1. Quais as diferenças e semelhanças entre as políticas de inclusão social da África do Sul e do Brasil?

A exclusão social é predominante em ambos os países. E, se olharmos as economias, suas políticas do dia a dia são na sua maioria excludentes para pessoas negras. Mas agora estes países têm um desafio. Por serem estados democráticos e estarem entre os mais desiguais do mundo, precisam desenvolver políticas de integração. A África do Sul, após 25 anos da troca de lideranças, está ainda mais desigual. O Brasil também é extremamente desigual, e está sem políticas de integração sendo realizadas pela atual administração. A questão agora é como construir pontes que integrem as comunidades segregadas com outras comunidades nos países, e com isso diminuir a desigualdade nas nações. E isso, tanto para um país como para o outro, só irá acontecer quando um líder trouxer a determinação de diminuir estas desigualdades.

2. Dos projetos sociais que você participa, quais são os mais recentes e relevantes?

Eu nunca tinha vindo ao Brasil, e esta semana quando cheguei a São Paulo fui conhecer a favela de Paraisópolis. Soube depois que é a maior do Brasil. Fiquei realmente impressionado com o que a comunidade está fazendo. Estão se conectando, se integrando, e com um sentido de organização surpreendente, e isso na busca da melhoria da vida das pessoas que lá moram.

Então, acredito que as favelas no Brasil estão fazendo um trabalho memorável, de integração dos indivíduos. Estão criando uma rede de envolvimento e com isso mobilizam as pessoas para produzir mais e melhor. Me surpreendeu que algumas favelas já criaram até seu próprio banco para investimentos, isso porque para o pequeno empreendedor local pegar dinheiro emprestado nas instituições financeiras é praticamente impossível, e com isso elas se tornam muito excludentes. É preciso replicar essa iniciativa em várias partes do país com diferenciais criativos.
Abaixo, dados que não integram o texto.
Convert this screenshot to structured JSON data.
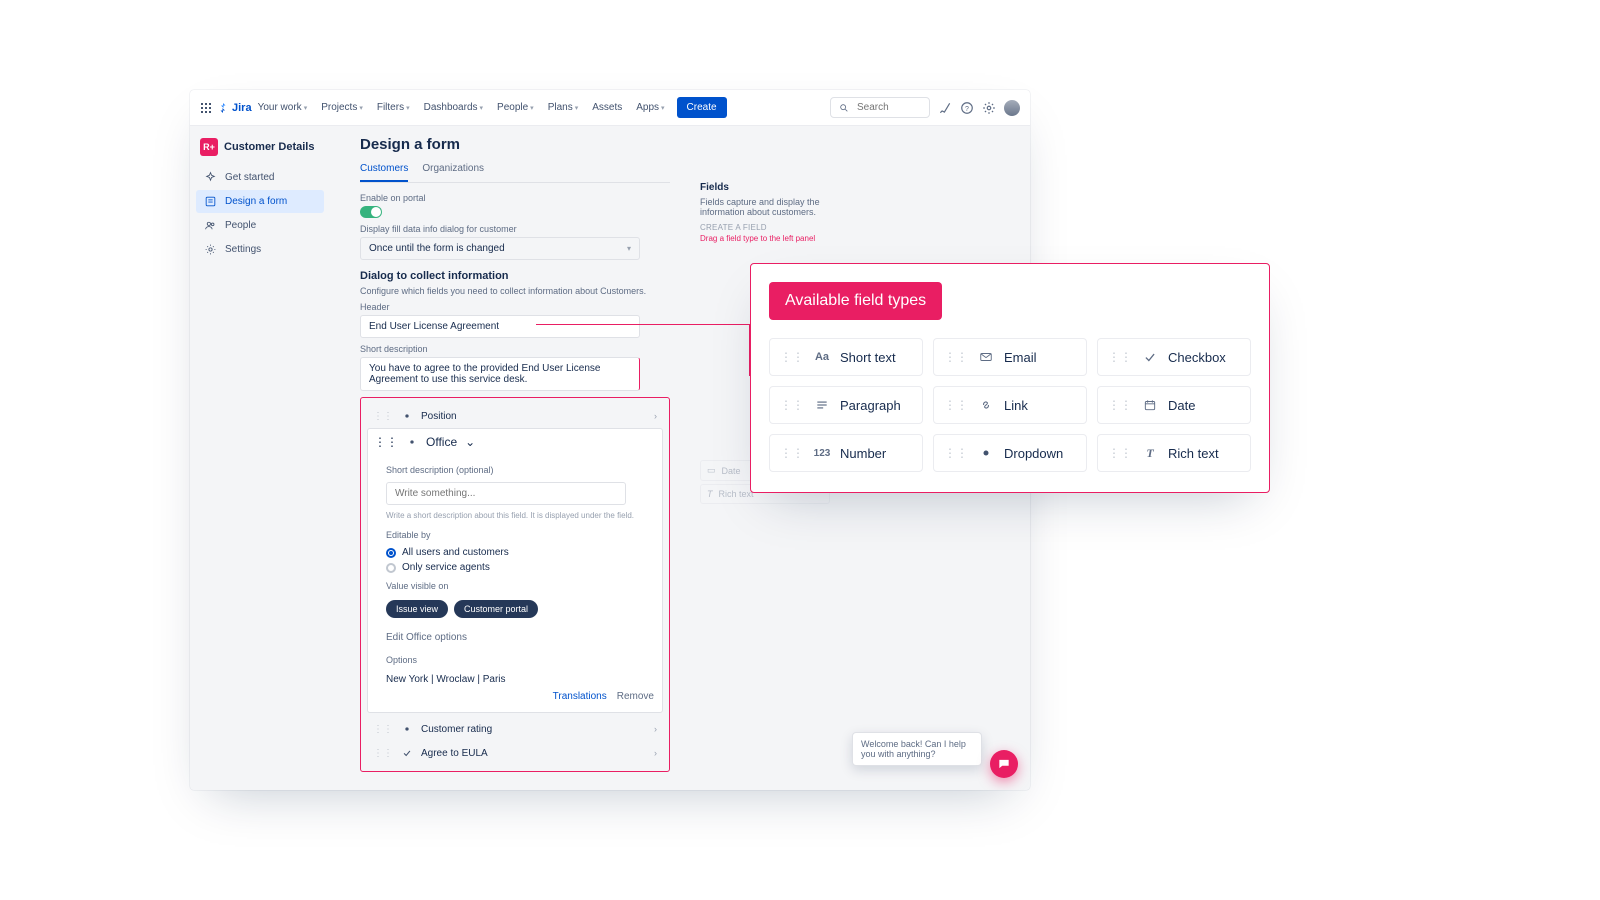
{
  "nav": {
    "brand": "Jira",
    "items": [
      "Your work",
      "Projects",
      "Filters",
      "Dashboards",
      "People",
      "Plans",
      "Assets",
      "Apps"
    ],
    "items_nochev": [
      "Assets"
    ],
    "create": "Create",
    "search_placeholder": "Search"
  },
  "workspace": {
    "abbr": "R+",
    "name": "Customer Details"
  },
  "sidebar": {
    "items": [
      {
        "icon": "sparkle",
        "label": "Get started"
      },
      {
        "icon": "form",
        "label": "Design a form",
        "active": true
      },
      {
        "icon": "people",
        "label": "People"
      },
      {
        "icon": "gear",
        "label": "Settings"
      }
    ]
  },
  "page": {
    "title": "Design a form",
    "tabs": [
      {
        "label": "Customers",
        "active": true
      },
      {
        "label": "Organizations"
      }
    ],
    "enable_label": "Enable on portal",
    "display_label": "Display fill data info dialog for customer",
    "display_value": "Once until the form is changed",
    "dialog_title": "Dialog to collect information",
    "dialog_help": "Configure which fields you need to collect information about Customers.",
    "header_label": "Header",
    "header_value": "End User License Agreement",
    "short_label": "Short description",
    "short_value": "You have to agree to the provided End User License Agreement to use this service desk."
  },
  "form_fields": {
    "item0": {
      "type": "dropdown",
      "label": "Position"
    },
    "item1": {
      "type": "dropdown",
      "label": "Office",
      "open": true
    },
    "open_body": {
      "sd_label": "Short description (optional)",
      "sd_placeholder": "Write something...",
      "sd_hint": "Write a short description about this field. It is displayed under the field.",
      "editable_label": "Editable by",
      "editable_opt1": "All users and customers",
      "editable_opt2": "Only service agents",
      "visible_label": "Value visible on",
      "pill1": "Issue view",
      "pill2": "Customer portal",
      "edit_options": "Edit Office options",
      "options_label": "Options",
      "options_value": "New York | Wroclaw | Paris",
      "act_translations": "Translations",
      "act_remove": "Remove"
    },
    "item2": {
      "type": "dropdown",
      "label": "Customer rating"
    },
    "item3": {
      "type": "checkbox",
      "label": "Agree to EULA"
    }
  },
  "fields_panel": {
    "title": "Fields",
    "desc": "Fields capture and display the information about customers.",
    "create_label": "CREATE A FIELD",
    "hint": "Drag a field type to the left panel",
    "dim_items": [
      {
        "icon": "date",
        "label": "Date"
      },
      {
        "icon": "richtext",
        "label": "Rich text"
      }
    ]
  },
  "chat": {
    "message": "Welcome back! Can I help you with anything?"
  },
  "callout": {
    "title": "Available field types",
    "types": [
      {
        "icon": "Aa",
        "label": "Short text",
        "name": "short-text"
      },
      {
        "icon": "mail",
        "label": "Email",
        "name": "email"
      },
      {
        "icon": "check",
        "label": "Checkbox",
        "name": "checkbox"
      },
      {
        "icon": "para",
        "label": "Paragraph",
        "name": "paragraph"
      },
      {
        "icon": "link",
        "label": "Link",
        "name": "link"
      },
      {
        "icon": "date",
        "label": "Date",
        "name": "date"
      },
      {
        "icon": "123",
        "label": "Number",
        "name": "number"
      },
      {
        "icon": "dd",
        "label": "Dropdown",
        "name": "dropdown"
      },
      {
        "icon": "rt",
        "label": "Rich text",
        "name": "rich-text"
      }
    ]
  },
  "colors": {
    "accent": "#E91E63",
    "primary": "#0052CC",
    "green": "#36B37E"
  }
}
Em Florianópolis, fui visitar o projeto Somar Floripa, que consegue fazer a ponte que falei lá no inicio para integrar o governo com a sociedade civil e atender as comunidades carentes, e com isso diminuir as desigualdades. Esse programa me surpreendeu porque conseguiu diminuir as diferenças na sociedade e melhorou o acesso ao governo às pessoas mais carentes, mobilizando voluntários que conseguem trazer comida para moradores de rua, e isso é um grande começo. Mas não é só isso, quando estive lá vi que estão criando oportunidades para estes desvalidos para desenvolver habilidades, ensinando um ofício que dê esperança e os tirem da condição de miséria. Mas é preciso mais! É preciso incentivar a sociedade civil para que abrace esta causa de integração, é preciso mais voluntários para criar uma sinergia crescente. Hoje, eu vou lá na Passarela da Cidadania para trabalhar duas horas como voluntário, cortando cabelo ou limpando o chão, vou fazer o que precisar ser feito... A ideia do voluntariado é essa: ser útil.       

3. Há alguma perspectiva de uma "joint venture" social? Como sul-africanos e brasileiros poderiam se unir em prol das classes menos favorecidas?
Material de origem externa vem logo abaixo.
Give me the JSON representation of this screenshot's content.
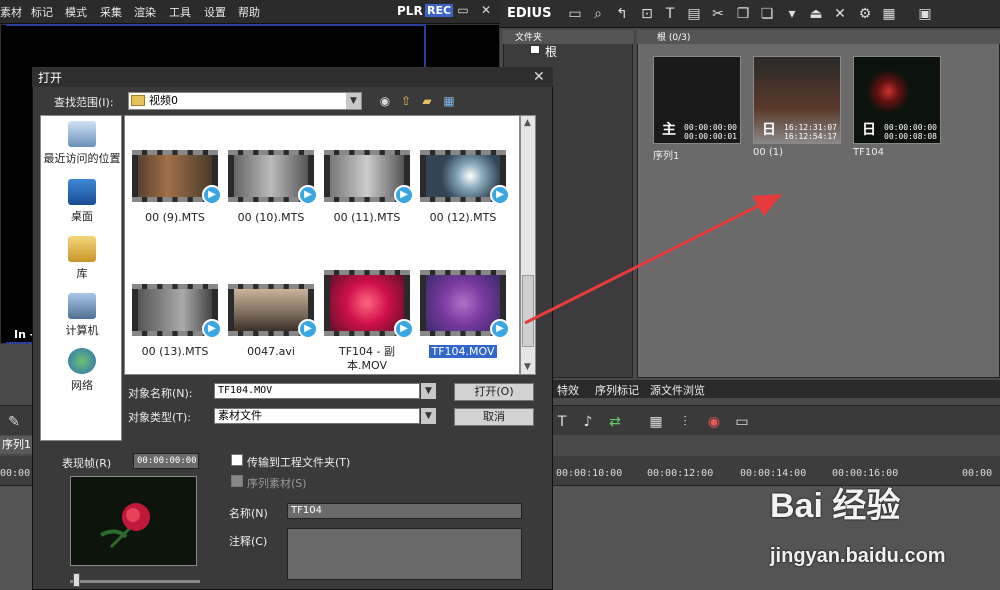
{
  "menubar": {
    "items": [
      "素材",
      "标记",
      "模式",
      "采集",
      "渲染",
      "工具",
      "设置",
      "帮助"
    ],
    "plr": "PLR",
    "rec": "REC"
  },
  "preview": {
    "in_label": "In -"
  },
  "bin": {
    "app_label": "EDIUS",
    "folders_header": "文件夹",
    "root_label": "根",
    "root_header": "根 (0/3)",
    "clips": [
      {
        "label": "序列1",
        "tc1": "00:00:00:00",
        "tc2": "00:00:00:01",
        "glyph": "主"
      },
      {
        "label": "00 (1)",
        "tc1": "16:12:31:07",
        "tc2": "16:12:54:17",
        "glyph": "日"
      },
      {
        "label": "TF104",
        "tc1": "00:00:00:00",
        "tc2": "00:00:08:08",
        "glyph": "日"
      }
    ],
    "tabs": [
      "特效",
      "序列标记",
      "源文件浏览"
    ]
  },
  "timeline": {
    "sequence_tab": "序列1",
    "ruler": [
      "00:00",
      "00:00:10:00",
      "00:00:12:00",
      "00:00:14:00",
      "00:00:16:00",
      "00:00"
    ]
  },
  "dialog": {
    "title": "打开",
    "look_in_label": "查找范围(I):",
    "look_in_value": "视频0",
    "places": [
      "最近访问的位置",
      "桌面",
      "库",
      "计算机",
      "网络"
    ],
    "files": [
      {
        "name": "00 (9).MTS"
      },
      {
        "name": "00 (10).MTS"
      },
      {
        "name": "00 (11).MTS"
      },
      {
        "name": "00 (12).MTS"
      },
      {
        "name": "00 (13).MTS"
      },
      {
        "name": "0047.avi"
      },
      {
        "name": "TF104 - 副本.MOV"
      },
      {
        "name": "TF104.MOV"
      }
    ],
    "selected_file": "TF104.MOV",
    "name_label": "对象名称(N):",
    "name_value": "TF104.MOV",
    "type_label": "对象类型(T):",
    "type_value": "素材文件",
    "open_button": "打开(O)",
    "cancel_button": "取消",
    "poster_label": "表现帧(R)",
    "poster_tc": "00:00:00:00",
    "transfer_label": "传输到工程文件夹(T)",
    "seq_label": "序列素材(S)",
    "meta_name_label": "名称(N)",
    "meta_name_value": "TF104",
    "meta_comment_label": "注释(C)"
  },
  "watermark": {
    "text": "Bai 经验",
    "url": "jingyan.baidu.com"
  },
  "colors": {
    "accent": "#3366cc",
    "arrow": "#e83a3a",
    "rec": "#3b63c8"
  }
}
Os dois países têm muitas similaridades. Precisamos criar pontes de integração para resgatar os grupos marginalizados, criar ecossistemas de empreendedores e buscar uma maior integração com as classes privilegiadas. Precisamos mobilizar estes ecossistemas para que através da troca de informações entre as comunidades e os países possamos criar pontes, já que as necessidades são muito parecidas. Imagine o potencial desta união de desfavorecidos integrada na troca de conhecimentos e ideias. Precisamos mobilizar nossos recursos e ideias para crescer juntos. Se continuarmos como estamos, ficaremos sempre divididos. Unidos podemos, divididos morremos.       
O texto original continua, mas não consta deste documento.